From his rookie season of 2002 to 2011, Freeney represented what it meant to be consistent throughout an entire decade while still finding a way to dominate. The Syracuse product averaged double-digit sacks during that span while recording 43 forced fumbles.

Albert Lewis, defensive back

  • Years active: 1983-1998
  • Teams: Kansas City Chiefs, Los Angeles Raiders, Oakland Raiders

Lewis, in his final year of eligibility, recorded 42 interceptions throughout his career while earning four consecutive Pro Bowl trips. He was named to the Chiefs 25-Year All-Time Team in 1987 and inducted into their Hall of Fame a decade later.

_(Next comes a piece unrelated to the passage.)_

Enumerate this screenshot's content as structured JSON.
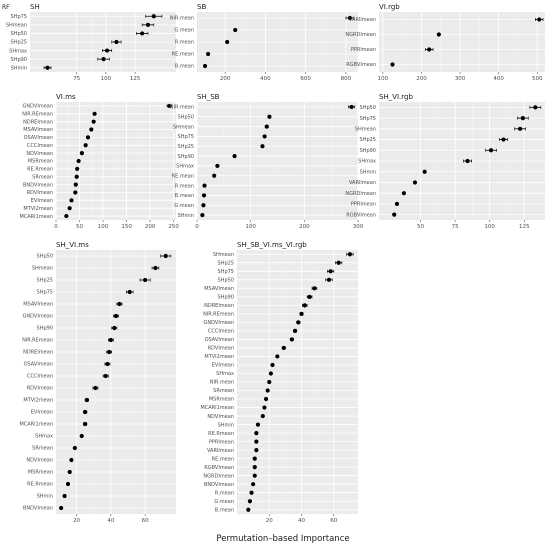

Ronde Barber, cornerback/safety

NFL: Tampa Bay Buccaneers-Ronde Barber Retirement Press Conference
Kim Klement-USA TODAY Sports
  • Years active: 1997-2012
  • Teams: Tampa Bay Buccaneers

Not only was Barber dominant during his college years with Virginia, he became a menace for opposing quarterbacks after injuries limited him to just one game during his rookie season. Barber recorded multiple interceptions in a season 14 times, leading the league in that category with 10 back in 2001.

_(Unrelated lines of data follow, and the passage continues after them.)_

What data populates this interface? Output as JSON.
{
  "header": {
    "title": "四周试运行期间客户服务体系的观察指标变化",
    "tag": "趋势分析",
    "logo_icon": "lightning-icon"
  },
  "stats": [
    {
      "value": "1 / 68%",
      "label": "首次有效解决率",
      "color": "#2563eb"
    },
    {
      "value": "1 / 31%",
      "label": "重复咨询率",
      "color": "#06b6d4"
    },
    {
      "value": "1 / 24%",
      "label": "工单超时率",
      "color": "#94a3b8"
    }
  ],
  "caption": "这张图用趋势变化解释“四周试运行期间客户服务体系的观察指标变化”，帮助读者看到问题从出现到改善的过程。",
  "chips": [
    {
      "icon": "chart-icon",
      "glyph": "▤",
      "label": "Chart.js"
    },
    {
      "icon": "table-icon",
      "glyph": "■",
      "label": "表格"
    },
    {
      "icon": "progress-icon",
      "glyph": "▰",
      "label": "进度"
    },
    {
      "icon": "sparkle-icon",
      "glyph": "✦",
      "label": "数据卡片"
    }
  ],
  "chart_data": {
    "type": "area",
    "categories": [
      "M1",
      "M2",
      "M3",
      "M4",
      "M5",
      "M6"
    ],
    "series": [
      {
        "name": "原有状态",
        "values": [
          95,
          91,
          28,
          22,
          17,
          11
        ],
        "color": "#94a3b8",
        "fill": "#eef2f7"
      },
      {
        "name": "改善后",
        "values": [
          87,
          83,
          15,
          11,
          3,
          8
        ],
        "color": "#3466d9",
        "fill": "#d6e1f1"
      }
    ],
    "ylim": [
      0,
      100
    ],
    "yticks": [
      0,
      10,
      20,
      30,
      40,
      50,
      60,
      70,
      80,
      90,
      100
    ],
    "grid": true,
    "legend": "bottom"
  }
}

Barber was one of the leaders on a Bucs defense that found itself among the greatest of all-time en route to winning the Super Bowl following the 2002 season. He finished his career with five Pro Bowl appearances and three All-Pro nods while earning a spot on the Pro Football Hall of Fame All-2000’s Team.

Devin Hester, special teams

  • Years active: 2006-2016
  • Teams: Chicago Bears, Atlanta Falcons, Baltimore Ravens, Seattle Seahawks

Very few pure specialists find have earned a spot in Canton. But Hester was no ordinary special teams player. A former second-round pick in 2006 out of the University of Miami, Hester dominated almost from the start.

He earned four Pro Bowl appearances and three All-Pro nods while making two different Pro Football Hall of Fame All-Decade teams. He ranks first all-time in punt returns for touchdowns, third in punt return yards and ninth in kick return touchdowns.

Zach Thomas, linebacker

  • Years active: 1996-2008
  • Teams: Miami Dolphins, Dallas Cowboys

Considered undersized coming out of Texas Tech back in 1996, the 5-foot-11 Thomas earned seven Pro Bowl appearances and was a five-time All-Pro in Miami.

Thomas recorded triple-digit tackles 10 times while leading the NFL in that category twice. He finished his career ranked fifth in league history in both solo tackles and overall tackles. Not bad for a fifth-round pick few thought too much about leading up to the 1996 NFL Draft.

Patrick Willis, linebacker

pro football hall of fame: patrick willis
Kyle Terada-USA TODAY Sports
  • Years active: 2007-2014
  • Teams: San Francisco 49ers

If Willis had not opted to retire at the height of his career, some observers believe he would have been a first ballot Pro Football Hall of Famer and potentially the greatest linebacker to ever play.

The Mississippi product was the NFL’s Defensive Rookie of the Year in 2007, earning First-Team All-Pro honors that very same season. This started a stretch in which Willis was an All-Pro in each of his first six seasons. He led the NFL in tackles twice and anchored one of the most-dominant defenses of the era during Jim Harbaugh’s tenure in San Francisco.

Darren Woodson, safety

  • Years active: 1992-2003
  • Teams: Dallas Cowboys

One of the lesser-known components that headed to Dallas in the Herschel Walker trade, Woodson became one of the primary reasons the Cowboys formed a dynasty in the 1990’s. He earned Pro Bowl honors five consecutive seasons from 1994-1998, acting as one of the best safeties in the game.

When his career ended, Woodson made a name for himself as a brutal tackling machine and someone who could moonlight playing center field as a cover safety. Such a dual-threat was rare in league history.